Lance Armstrong has denied claims by the United States Anti-Doping Agency (Usada) that he offered a large cash donation while under its investigation.
Questioned by Oprah Winfrey in the second part of their television interview the cyclist said: "I had no knowledge of that."
Usada chief executive Travis Tygart made the claim last week.
But Armstrong, 41, asked why the allegation did not appear in Usada's 1,000-page report into his activities.
Usada issued the report in October 2012 in which it claimed Armstrong was a "serial cheat" behind a widespread doping programme that helped him to win seven Tour de France titles between 1999 and 2005.
Last week Tygart, in an interview with US television news magazine 60 Minutes, said that Armstrong's representatives had tried to offer "in the ballpark of $250,000" to the organisation in 2004: "It was a clear conflict of interest for Usada and we had no hesitation in rejecting that offer."
But Armstrong told Winfrey: "That's a lot of money.
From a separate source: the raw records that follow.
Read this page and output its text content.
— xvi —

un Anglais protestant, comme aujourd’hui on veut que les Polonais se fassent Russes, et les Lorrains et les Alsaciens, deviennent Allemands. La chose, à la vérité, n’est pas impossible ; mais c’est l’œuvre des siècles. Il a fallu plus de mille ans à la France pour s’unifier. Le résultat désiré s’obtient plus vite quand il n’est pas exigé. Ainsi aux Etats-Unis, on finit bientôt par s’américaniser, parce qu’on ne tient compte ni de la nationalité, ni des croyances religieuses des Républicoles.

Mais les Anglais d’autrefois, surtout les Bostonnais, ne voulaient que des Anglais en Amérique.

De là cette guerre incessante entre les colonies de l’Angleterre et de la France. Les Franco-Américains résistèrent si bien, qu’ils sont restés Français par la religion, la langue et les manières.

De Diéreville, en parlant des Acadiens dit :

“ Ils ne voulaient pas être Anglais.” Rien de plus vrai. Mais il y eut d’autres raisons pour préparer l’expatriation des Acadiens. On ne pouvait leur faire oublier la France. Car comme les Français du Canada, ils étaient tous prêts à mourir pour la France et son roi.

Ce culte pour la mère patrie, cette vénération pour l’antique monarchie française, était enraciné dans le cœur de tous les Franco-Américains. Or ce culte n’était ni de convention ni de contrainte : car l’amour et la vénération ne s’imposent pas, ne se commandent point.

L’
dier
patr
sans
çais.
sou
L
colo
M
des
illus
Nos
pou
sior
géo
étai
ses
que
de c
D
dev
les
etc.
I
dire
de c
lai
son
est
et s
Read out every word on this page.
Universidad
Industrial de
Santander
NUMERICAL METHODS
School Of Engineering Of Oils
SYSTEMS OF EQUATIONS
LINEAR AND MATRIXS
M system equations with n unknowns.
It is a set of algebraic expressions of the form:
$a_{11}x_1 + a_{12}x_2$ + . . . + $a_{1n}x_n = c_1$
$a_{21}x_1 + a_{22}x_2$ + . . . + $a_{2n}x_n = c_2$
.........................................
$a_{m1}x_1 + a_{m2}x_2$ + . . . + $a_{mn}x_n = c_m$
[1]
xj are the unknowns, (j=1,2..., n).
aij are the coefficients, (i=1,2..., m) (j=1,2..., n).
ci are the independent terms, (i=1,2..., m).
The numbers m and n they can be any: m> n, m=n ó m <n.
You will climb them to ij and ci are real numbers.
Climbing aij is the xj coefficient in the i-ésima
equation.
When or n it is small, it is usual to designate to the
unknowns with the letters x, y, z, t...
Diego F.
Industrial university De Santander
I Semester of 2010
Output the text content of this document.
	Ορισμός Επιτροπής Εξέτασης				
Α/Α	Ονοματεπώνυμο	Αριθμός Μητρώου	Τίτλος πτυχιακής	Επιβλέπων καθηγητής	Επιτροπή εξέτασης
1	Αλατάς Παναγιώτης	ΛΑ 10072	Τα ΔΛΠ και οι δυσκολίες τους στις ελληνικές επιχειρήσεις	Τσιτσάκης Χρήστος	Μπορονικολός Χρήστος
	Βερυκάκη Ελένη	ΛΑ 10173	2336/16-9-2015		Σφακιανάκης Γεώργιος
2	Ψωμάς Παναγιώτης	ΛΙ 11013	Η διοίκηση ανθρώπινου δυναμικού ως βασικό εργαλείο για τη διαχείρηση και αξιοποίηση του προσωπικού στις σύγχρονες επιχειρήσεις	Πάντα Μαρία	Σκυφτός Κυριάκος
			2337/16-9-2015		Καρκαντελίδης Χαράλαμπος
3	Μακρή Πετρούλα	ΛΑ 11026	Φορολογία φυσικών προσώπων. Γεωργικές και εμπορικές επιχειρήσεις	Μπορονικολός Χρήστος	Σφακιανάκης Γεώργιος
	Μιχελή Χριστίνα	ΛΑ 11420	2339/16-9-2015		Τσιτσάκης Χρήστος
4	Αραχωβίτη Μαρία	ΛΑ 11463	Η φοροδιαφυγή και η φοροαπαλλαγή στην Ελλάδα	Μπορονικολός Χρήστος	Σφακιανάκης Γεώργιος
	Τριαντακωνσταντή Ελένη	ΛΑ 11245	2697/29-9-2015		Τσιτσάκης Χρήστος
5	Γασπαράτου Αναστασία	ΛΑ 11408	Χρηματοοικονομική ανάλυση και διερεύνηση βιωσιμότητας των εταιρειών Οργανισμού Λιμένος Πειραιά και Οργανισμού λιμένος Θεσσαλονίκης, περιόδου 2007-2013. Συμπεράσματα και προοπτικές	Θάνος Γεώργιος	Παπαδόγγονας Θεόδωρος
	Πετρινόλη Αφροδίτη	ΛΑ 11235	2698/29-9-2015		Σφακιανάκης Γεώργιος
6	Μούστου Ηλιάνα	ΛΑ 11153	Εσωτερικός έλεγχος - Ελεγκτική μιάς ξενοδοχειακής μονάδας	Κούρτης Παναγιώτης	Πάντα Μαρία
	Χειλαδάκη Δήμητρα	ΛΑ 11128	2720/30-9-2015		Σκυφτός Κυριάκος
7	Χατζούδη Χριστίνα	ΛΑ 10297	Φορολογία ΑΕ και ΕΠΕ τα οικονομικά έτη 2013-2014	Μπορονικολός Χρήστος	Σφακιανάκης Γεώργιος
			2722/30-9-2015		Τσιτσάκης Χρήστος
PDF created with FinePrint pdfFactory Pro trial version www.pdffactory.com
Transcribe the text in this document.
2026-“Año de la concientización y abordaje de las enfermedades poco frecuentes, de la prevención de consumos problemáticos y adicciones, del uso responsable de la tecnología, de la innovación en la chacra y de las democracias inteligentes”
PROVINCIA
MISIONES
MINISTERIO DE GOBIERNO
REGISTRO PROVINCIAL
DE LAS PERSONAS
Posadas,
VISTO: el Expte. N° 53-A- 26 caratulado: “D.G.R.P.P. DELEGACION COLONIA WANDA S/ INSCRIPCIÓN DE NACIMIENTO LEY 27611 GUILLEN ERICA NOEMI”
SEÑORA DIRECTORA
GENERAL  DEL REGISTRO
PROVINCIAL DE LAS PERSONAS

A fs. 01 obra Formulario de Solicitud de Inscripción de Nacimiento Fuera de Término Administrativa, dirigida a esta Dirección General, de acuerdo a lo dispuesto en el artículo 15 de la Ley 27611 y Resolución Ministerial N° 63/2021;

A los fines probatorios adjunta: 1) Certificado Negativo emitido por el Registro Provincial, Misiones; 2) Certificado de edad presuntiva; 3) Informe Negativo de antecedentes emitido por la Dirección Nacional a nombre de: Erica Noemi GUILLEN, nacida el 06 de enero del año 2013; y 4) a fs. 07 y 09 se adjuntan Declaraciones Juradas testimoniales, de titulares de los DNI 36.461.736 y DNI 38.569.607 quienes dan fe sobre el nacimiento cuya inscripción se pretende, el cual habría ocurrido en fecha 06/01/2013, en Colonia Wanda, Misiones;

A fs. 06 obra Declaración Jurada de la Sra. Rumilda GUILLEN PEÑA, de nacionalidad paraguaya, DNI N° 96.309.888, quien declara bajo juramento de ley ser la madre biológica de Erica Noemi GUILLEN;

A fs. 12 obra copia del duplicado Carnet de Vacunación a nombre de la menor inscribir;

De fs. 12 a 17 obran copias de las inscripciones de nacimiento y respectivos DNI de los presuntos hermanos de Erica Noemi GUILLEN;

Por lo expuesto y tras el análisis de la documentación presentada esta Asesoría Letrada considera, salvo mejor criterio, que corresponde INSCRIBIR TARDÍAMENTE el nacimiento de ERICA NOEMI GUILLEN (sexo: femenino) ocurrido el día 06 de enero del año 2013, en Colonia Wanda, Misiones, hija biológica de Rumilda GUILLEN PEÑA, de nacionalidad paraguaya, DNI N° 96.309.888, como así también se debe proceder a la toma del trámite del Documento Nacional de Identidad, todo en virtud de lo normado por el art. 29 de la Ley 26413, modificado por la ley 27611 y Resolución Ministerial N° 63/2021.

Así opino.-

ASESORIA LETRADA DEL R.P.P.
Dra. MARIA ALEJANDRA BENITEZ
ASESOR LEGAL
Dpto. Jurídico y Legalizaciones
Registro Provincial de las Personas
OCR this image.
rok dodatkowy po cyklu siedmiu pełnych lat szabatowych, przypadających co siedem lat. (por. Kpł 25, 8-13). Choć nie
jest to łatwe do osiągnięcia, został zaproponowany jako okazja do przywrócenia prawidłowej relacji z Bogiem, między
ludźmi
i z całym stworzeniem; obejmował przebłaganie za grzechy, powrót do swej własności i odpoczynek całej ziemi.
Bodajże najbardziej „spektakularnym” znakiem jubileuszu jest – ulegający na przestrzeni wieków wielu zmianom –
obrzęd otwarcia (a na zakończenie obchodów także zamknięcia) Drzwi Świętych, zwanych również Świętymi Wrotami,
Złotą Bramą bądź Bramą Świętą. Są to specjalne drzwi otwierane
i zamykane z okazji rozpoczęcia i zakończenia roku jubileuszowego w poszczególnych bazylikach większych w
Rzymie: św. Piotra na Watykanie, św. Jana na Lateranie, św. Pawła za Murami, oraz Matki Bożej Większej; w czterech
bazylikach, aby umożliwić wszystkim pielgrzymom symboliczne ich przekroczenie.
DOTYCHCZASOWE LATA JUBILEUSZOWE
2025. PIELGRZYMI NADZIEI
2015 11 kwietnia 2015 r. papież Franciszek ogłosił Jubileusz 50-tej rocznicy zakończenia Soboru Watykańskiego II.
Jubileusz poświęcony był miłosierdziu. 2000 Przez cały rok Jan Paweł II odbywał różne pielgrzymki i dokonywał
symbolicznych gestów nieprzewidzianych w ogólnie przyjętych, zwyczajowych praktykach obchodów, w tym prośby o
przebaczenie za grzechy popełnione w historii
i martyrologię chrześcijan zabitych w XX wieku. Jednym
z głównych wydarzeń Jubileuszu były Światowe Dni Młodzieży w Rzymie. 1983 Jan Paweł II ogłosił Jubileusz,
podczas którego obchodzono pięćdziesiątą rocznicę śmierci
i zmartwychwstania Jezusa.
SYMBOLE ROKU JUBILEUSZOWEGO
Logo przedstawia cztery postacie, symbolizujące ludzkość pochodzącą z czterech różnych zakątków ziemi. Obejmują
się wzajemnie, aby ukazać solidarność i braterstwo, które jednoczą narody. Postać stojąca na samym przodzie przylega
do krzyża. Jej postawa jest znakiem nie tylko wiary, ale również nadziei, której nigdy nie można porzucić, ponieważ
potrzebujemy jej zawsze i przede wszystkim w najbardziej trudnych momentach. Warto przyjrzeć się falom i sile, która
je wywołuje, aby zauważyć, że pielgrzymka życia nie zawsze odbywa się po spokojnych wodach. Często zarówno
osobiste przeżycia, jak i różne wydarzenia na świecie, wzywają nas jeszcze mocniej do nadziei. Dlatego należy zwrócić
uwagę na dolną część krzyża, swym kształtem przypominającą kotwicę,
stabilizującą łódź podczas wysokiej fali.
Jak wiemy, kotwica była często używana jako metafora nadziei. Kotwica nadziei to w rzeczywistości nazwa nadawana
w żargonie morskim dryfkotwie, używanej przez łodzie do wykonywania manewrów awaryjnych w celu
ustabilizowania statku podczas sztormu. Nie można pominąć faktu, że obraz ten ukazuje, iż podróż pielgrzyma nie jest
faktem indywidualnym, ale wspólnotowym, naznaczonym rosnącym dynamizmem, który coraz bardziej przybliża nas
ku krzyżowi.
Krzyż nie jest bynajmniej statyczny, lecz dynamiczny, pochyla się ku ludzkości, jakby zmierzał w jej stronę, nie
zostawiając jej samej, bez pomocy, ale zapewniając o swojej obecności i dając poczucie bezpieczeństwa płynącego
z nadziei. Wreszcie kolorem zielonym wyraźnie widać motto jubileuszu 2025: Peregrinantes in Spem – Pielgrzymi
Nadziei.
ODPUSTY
That is not true."
He added: "In the 1,000-page reasoned decision that they had issued, there was a lot of stuff in there, everything was in there, why wasn't that in there?"
Armstrong also denied doping during his comeback to cycling in 2009 and 2010, contrary to Usada evidence contained in its report.
Following Armstrong's interview Usada issued a statement confirming Travis Tygart's account. "We stand by the facts both in the reasoned decision and in the 60 Minutes interview," it said.